Sunbelt Specialties v. Keith

410 S.E.2d 364 | Ga. Ct. App. | 1991

Sognier, Chief Judge.

Walter Keith was injured in the course of his employment with Sunbelt Specialties and was awarded total disability income benefits under the Workers’ Compensation Act, OCGA § 34-9-1 et seq. Sunbelt and its insurer subsequently sought to suspend payment of benefits to Keith on the basis that he had experienced a change of condition for the better. OCGA § 34-9-104. The administrative law judge ruled in favor of the employer, and the State Board of Workers’ Compensation adopted the ALJ’s findings and ruling. The Superior Court of Camden County remanded the case for consideration of an issue the judge found had not been evaluated on the record, and we granted the application for discretionary review filed by Sunbelt and its insurer.

1. We find no merit in appellants’ contention that the superior court’s order is null and void because it was not entered within 20 days of the hearing as required by OCGA § 34-9-105 (b). Although the date stamped on the order by the clerk’s office indicates that the order was filed untimely, the superior court corrected the record to reflect that the order was filed the day it was rendered, which was within the 20 day statutory period. The superior court has the power to amend its own records so as to make them conform to the truth. OCGA § 15-1-3 (6).

2. Appellants contend the superior court erred by failing to affirm the Board’s award. The record reveals that in 1966, appellee had spinal fusion surgery. Appellee testified that he had never had any problem with his back from the time of the spinal fusion surgery until March 19, 1988 when he injured his back picking up some heavy construction materials, and that since the injury he has been totally unable to do any work. The doctor who conducted an independent medical examination of appellee 21 months after the injury opined that appellee’s problems stemmed from the preexisting spinal fusion (which the doctor estimated resulted in a 20 percent impairment to appellee’s body as a whole) and concluded that although appellee “might” have some additional loss of motion associated with the March 19 injury, the physical impairment from this lost range of motion would not exceed five percent to the body as a whole and “might not be permanent.”
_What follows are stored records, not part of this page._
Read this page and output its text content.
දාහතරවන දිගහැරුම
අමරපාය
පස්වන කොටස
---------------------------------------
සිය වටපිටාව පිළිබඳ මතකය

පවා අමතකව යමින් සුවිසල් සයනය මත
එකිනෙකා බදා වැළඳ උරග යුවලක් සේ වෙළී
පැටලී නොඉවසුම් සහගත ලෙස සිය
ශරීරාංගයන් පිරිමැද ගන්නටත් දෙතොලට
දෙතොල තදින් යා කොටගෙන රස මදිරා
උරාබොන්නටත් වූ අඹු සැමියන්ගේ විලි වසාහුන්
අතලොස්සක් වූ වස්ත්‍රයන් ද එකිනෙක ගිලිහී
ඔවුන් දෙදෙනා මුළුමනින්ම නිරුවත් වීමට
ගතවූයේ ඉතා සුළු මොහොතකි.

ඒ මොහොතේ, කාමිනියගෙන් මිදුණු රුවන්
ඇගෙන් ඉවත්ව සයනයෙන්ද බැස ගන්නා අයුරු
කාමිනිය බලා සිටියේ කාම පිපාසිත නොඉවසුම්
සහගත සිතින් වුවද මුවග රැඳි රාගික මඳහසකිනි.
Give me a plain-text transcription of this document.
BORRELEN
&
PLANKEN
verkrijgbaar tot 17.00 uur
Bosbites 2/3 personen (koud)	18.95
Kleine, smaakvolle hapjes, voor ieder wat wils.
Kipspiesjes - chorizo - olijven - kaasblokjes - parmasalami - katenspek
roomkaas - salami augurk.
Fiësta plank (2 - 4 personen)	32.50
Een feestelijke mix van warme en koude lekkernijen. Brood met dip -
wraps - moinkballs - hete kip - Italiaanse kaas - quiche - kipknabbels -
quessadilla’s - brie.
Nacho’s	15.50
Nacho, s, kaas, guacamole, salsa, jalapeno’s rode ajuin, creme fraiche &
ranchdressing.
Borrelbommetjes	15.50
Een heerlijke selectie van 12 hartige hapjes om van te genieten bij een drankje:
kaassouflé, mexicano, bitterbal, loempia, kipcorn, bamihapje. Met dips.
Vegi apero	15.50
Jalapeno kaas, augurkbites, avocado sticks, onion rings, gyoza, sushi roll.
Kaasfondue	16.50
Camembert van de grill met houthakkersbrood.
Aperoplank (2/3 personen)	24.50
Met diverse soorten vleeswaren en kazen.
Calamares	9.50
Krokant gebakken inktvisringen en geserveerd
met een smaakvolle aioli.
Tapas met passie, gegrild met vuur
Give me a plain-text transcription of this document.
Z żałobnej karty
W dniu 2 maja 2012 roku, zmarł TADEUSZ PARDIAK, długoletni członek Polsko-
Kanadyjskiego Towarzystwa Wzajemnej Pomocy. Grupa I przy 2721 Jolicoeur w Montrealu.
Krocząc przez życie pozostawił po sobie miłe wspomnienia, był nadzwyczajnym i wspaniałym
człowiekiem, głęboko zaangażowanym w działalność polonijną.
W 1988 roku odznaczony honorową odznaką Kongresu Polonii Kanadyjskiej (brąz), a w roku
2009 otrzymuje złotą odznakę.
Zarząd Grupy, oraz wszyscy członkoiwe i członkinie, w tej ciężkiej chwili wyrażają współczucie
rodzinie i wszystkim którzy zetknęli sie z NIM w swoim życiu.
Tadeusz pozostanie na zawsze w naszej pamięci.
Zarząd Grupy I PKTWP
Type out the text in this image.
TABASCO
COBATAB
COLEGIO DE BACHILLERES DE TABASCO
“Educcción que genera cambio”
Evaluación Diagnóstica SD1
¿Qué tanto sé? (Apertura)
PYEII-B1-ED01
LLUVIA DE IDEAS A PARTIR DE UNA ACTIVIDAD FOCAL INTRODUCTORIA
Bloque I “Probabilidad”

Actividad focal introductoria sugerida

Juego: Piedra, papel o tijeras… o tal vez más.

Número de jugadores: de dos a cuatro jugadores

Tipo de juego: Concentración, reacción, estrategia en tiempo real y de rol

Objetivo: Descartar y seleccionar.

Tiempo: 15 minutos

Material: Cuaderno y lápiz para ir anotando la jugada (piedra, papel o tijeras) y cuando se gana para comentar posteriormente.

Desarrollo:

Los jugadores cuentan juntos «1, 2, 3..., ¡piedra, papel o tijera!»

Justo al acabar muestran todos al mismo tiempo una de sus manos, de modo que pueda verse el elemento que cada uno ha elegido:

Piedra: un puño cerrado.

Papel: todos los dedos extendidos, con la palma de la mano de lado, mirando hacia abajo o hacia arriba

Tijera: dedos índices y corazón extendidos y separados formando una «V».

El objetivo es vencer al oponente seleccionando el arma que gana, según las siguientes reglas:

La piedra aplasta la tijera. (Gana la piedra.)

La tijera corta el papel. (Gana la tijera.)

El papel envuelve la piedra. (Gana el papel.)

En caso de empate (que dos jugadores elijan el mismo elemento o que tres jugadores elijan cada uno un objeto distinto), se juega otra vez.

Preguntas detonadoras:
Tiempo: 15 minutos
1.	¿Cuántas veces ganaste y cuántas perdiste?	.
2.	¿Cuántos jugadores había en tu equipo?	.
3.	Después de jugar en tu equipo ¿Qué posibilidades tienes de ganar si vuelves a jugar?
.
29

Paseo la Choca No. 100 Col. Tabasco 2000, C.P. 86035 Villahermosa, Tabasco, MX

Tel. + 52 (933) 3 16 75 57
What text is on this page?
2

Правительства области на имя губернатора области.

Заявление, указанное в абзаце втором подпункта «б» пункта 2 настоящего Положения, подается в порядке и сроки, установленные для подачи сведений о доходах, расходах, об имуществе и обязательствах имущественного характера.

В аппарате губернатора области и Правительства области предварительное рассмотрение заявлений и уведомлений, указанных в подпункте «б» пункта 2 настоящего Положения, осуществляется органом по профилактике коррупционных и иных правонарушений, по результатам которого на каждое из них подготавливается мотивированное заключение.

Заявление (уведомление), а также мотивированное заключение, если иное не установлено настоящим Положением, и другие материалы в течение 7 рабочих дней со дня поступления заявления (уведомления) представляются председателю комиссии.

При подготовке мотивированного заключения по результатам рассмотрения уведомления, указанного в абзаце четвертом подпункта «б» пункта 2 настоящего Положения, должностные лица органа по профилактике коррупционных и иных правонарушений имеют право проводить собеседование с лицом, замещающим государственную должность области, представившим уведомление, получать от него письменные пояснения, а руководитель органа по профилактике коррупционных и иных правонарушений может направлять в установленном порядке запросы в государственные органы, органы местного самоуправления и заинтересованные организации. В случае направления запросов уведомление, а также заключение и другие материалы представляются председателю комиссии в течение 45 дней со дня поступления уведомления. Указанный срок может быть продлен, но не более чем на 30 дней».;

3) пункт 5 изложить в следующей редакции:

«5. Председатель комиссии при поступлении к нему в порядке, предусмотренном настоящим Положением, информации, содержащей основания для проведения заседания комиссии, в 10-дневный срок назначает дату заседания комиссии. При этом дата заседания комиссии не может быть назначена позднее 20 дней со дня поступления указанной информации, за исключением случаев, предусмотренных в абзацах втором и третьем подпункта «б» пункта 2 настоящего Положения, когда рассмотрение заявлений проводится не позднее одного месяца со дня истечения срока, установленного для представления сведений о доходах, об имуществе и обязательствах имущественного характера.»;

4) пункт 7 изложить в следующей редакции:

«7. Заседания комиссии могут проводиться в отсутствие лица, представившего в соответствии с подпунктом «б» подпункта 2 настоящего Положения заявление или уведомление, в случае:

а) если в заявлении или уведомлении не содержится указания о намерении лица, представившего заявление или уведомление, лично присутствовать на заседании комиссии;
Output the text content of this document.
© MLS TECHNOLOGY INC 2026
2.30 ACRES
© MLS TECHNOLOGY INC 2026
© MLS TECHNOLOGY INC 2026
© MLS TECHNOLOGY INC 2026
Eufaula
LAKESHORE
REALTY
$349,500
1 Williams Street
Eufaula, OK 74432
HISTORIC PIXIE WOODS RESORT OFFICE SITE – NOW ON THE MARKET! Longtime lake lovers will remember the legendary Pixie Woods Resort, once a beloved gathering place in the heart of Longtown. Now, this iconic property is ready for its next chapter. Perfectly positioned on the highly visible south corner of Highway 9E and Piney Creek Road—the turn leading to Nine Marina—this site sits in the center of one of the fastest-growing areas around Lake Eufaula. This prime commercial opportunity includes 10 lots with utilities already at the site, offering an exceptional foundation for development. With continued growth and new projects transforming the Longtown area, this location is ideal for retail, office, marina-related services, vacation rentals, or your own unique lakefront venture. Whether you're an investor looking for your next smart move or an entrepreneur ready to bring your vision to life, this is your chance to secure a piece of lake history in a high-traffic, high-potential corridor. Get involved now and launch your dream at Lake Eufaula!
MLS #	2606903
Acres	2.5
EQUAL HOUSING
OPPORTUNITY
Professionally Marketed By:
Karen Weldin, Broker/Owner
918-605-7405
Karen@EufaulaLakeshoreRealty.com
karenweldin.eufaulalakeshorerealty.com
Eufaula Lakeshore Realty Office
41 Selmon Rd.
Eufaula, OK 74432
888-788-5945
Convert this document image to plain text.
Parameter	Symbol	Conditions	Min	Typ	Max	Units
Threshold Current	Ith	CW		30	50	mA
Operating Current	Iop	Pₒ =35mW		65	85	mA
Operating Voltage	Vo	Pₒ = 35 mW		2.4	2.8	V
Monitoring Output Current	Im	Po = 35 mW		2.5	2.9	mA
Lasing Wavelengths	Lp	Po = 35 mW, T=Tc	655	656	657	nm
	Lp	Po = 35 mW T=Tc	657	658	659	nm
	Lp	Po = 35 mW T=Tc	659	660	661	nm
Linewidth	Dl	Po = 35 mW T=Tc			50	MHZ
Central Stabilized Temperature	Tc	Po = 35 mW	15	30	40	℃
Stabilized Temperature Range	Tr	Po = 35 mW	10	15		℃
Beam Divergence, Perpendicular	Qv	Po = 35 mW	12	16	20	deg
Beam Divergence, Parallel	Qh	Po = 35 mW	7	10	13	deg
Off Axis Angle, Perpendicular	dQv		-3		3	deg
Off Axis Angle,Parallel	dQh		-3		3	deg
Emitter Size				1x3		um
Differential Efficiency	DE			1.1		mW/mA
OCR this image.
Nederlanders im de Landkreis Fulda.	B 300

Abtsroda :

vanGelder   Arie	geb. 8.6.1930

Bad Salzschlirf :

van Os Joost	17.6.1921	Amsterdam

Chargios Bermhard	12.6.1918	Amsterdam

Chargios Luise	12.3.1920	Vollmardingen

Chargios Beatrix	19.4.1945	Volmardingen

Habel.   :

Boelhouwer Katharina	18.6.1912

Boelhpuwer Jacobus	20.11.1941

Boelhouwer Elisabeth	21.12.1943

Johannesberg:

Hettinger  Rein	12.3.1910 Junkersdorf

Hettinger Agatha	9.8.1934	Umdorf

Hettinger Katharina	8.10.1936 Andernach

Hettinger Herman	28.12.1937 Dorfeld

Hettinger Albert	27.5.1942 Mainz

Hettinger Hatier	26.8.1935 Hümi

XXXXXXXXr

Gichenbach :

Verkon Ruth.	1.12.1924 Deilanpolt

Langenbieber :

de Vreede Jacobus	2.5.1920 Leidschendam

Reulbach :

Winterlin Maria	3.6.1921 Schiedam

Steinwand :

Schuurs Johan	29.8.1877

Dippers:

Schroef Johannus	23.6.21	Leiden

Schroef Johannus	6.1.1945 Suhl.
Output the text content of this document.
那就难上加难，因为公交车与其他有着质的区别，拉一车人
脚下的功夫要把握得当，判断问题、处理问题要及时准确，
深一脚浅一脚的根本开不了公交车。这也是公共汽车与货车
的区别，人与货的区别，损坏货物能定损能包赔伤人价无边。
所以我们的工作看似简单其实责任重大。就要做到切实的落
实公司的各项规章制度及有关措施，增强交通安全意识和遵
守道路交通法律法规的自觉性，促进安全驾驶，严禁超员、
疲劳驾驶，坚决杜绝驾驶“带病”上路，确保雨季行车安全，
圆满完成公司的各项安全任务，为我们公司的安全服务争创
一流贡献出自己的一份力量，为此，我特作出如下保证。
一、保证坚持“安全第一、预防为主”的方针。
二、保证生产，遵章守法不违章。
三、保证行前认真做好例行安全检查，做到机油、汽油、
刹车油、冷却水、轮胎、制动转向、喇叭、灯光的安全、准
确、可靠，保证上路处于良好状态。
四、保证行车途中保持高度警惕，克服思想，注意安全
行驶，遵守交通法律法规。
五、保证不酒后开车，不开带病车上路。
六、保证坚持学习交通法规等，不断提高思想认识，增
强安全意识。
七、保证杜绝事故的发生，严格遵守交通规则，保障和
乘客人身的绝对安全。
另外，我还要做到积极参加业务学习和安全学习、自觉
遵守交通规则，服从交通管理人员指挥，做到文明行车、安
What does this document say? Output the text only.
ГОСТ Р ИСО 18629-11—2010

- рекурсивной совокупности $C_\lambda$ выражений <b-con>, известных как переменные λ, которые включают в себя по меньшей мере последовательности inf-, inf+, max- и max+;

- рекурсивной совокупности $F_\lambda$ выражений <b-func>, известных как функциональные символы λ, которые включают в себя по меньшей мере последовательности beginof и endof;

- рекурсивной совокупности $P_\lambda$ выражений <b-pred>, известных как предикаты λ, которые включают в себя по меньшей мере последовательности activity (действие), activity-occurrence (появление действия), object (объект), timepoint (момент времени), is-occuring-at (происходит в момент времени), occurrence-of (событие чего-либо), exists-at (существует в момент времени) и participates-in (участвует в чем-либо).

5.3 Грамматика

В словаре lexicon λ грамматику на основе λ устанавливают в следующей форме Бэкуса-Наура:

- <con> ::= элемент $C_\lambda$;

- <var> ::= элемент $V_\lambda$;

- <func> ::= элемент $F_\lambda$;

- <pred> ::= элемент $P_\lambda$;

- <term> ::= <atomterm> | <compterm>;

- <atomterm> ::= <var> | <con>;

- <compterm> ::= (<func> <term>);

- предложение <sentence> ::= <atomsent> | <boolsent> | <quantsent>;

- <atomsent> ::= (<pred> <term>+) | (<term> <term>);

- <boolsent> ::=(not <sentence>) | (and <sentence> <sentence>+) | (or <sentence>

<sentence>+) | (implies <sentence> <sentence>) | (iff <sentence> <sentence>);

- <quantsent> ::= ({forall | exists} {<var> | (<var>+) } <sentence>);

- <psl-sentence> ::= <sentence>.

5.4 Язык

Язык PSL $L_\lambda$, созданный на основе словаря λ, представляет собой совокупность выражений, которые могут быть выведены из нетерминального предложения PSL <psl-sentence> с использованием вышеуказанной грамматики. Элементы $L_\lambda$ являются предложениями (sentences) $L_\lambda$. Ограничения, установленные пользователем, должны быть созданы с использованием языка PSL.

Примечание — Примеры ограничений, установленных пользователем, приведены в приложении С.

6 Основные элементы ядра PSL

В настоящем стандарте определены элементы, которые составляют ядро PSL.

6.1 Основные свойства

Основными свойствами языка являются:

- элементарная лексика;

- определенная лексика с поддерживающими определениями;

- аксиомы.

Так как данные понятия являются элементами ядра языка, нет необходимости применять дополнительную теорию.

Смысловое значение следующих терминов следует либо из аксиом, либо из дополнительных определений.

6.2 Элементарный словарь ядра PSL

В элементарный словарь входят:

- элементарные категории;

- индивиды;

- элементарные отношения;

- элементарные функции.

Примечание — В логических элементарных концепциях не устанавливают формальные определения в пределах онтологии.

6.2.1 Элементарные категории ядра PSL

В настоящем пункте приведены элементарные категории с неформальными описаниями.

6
The superior court found that the Board and ALJ had failed to evaluate on the record the effect of appellee’s March 19 injury on his *168preexisting injury because “[t]he omission from the [ALJ’s] decision of any discussion of the impact an injury causing an impairment of approximately 5 % would have on the work ability of a person with a pre-existing impairment estimated at 20 % casts doubt on whether that critical issue was considered.” However, the record reveals that after summarizing the testimony before him and further finding appellee’s credibility questionable (for reasons properly set forth in the ruling), the ALJ found that “any disability [appellee] may be presently experiencing is related solely to conditions which preexisted” the March 19 injury, that appellee failed to produce any medical evidence which directly related his current disability to the March 19 injury, “nor did [appellee] produce any direct medical evidence which established that his [March 19 injury] aggravated his preexisting back condition.” It is thus apparent that based on appellee’s lack of credibility and the inadequacy of appellee’s medical evidence, the ALJ determined that appellee was suffering from no impairment as a result of the March 19 injury. Applying the any evidence rule, see generally Harden v. Southeastern Meat Co., 196 Ga. App. 22, 24 (1) (395 SE2d 273) (1990), we find the ALJ’s determination on this matter is supported by the record. Given that determination, there was no reason for the ALJ or the Board to reach the issue raised by the superior court. Accordingly, the superior court erred by remanding this case.

Decided September 10, 1991. Drew, Eckl & Farnham, John A. Ferguson, Jr., Nicole D. Tifverman, for appellants. T. William Veach, for appellee.

Judgment reversed.

McMurray, P. J., and Andrews, J., concur.